Tu restes silencieuse, incapable de prononcer le moindre mot. Tu retournes ses paroles dans ton esprit, encore et encore. Tu les comprends parfaitement, mais elles ont quelque chose qui fait mal.
Tu as rejoint la Congrégation pour suivre ton Père. Tu as accepté de travailler à l'infirmerie car tu ne voulais pas être un poids et que l'idée de sauver tes gens t'enchantait.
Mais ce n'est que maintenant que tu réalises pleinement ce dans quoi tu viens de mettre les pieds. Tu y as déjà pensé bien sûr et ce plusieurs fois. Mais la dureté des mots de ton professeur te met face à la réalité. Tu es là pour gagner une guerre, à ta façon. Tu vas voir des gens mourir. Et tu vas être incapable de les sauver.
Alors tu réalises à quel point tu es impuissante. Même si ta formation était complète, tu te retrouverais encore dans des situations où tu ne pourrais rien faire. Tu n'as jamais vu de telle chose à l'Ordre, et tu réalises que c'est seulement parce que les adultes ont voulu te protéger. Tu les remercies en silence, même s'il faut qu'ils se rendent à l'évidence : tu n'es plus une petite fille. Même si tu en as encore l'âge, te voilà obligée de grandir à toute allure.
Mais grandir d'une telle façon, c'est douloureux. Tes jambes te lâchent et tu te sens tomber sur le sol, comme une poupée de chiffons. Tu n'as pas mal, ne ressens pas la douleur. Tu es beaucoup trop concentrée pour cela. Tu essaies tant bien que mal de trouver une parade aux mots de David.

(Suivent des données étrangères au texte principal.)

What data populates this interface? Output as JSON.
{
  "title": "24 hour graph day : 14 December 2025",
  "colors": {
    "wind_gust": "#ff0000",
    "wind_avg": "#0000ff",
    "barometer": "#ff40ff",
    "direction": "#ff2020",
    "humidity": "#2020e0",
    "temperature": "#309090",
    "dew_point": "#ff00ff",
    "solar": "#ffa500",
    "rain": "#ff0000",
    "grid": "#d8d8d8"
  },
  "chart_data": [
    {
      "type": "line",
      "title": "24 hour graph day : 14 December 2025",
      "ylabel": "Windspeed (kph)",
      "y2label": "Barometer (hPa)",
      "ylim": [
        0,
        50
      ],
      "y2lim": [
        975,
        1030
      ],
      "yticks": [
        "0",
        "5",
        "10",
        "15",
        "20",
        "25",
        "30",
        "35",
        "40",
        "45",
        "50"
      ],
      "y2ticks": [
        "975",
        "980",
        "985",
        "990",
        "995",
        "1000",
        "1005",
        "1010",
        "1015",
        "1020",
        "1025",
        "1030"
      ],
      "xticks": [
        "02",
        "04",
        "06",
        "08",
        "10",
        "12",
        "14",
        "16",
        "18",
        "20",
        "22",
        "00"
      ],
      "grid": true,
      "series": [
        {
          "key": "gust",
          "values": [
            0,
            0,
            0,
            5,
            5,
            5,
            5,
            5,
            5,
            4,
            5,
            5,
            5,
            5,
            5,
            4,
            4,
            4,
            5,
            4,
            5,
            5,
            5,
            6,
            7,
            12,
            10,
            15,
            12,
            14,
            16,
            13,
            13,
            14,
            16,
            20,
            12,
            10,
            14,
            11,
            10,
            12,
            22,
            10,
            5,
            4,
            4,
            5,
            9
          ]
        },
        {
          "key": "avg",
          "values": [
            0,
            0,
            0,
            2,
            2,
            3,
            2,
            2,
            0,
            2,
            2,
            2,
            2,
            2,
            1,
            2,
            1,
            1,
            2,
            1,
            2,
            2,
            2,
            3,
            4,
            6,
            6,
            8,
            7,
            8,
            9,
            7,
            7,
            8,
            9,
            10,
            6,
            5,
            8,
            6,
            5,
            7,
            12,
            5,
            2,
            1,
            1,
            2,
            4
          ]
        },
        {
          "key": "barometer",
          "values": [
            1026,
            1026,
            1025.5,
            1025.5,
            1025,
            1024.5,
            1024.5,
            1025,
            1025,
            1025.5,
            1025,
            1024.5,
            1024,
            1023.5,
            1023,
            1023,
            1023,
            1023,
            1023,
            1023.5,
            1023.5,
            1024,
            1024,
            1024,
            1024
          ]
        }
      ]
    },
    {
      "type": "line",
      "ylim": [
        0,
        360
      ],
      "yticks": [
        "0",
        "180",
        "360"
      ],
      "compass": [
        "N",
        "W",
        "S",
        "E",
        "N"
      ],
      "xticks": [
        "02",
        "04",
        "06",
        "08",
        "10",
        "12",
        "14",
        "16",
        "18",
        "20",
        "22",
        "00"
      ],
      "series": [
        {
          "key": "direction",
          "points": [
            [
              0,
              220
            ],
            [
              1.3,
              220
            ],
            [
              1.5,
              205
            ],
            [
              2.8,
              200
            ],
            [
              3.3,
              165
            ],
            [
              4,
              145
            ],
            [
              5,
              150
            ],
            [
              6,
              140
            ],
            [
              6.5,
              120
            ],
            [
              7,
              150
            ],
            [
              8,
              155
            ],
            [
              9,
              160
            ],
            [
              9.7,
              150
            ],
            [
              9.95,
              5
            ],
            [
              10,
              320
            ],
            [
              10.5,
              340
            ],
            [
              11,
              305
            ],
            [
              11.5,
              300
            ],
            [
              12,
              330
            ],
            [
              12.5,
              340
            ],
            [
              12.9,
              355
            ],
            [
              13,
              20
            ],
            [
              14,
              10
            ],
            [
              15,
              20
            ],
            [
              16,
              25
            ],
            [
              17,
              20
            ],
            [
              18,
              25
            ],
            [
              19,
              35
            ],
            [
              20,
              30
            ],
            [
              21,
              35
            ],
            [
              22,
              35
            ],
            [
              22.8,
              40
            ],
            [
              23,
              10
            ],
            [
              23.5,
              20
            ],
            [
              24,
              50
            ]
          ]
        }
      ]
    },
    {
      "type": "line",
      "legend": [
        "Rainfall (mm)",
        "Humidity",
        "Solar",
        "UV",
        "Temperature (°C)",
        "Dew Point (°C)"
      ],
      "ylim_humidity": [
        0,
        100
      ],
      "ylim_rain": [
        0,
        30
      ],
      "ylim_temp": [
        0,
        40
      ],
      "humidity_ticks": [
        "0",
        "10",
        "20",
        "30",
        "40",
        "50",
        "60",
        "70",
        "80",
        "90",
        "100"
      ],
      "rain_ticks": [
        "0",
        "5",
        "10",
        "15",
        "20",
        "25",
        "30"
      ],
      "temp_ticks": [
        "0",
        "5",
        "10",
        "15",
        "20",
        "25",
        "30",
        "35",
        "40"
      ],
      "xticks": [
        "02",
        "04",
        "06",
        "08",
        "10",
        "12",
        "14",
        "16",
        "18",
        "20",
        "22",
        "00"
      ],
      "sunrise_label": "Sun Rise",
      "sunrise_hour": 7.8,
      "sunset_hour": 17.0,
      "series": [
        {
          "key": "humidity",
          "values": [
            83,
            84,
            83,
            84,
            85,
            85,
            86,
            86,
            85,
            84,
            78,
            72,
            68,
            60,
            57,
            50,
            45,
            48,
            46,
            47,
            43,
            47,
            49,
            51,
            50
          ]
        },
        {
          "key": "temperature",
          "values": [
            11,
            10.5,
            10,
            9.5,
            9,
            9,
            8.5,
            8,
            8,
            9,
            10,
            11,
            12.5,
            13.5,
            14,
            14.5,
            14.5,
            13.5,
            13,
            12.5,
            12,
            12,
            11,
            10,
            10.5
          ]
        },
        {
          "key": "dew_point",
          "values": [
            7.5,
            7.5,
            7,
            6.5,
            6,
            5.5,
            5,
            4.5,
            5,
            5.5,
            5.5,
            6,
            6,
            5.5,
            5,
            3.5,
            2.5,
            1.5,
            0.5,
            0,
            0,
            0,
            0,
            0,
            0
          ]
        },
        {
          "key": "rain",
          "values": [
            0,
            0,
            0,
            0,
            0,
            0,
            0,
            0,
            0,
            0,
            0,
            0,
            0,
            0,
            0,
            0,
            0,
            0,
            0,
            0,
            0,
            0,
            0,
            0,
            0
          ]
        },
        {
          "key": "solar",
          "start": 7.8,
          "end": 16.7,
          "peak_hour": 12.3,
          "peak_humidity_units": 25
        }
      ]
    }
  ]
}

Tu voudrais continuer de t'acharner sur cette idée que si on a la possibilité de sauver quelqu'un, on se doit de le faire. Mais tu ne le fais pas. Car il n'y en a pas.
Tu comprends que parfois, il faut savoir laisser les gens en paix, et juste abréger leurs souffrances. Ce n'est plus seulement être impuissante. C'est autre chose. Et cet autre chose te rend profondément triste. Tu ramènes tes genoux écorchés contre ta poitrine et poses ton menton dessus.
Tu n'as toujours pas prononcé un seul mot, alors que des larmes se mettent à rouler sur tes joues.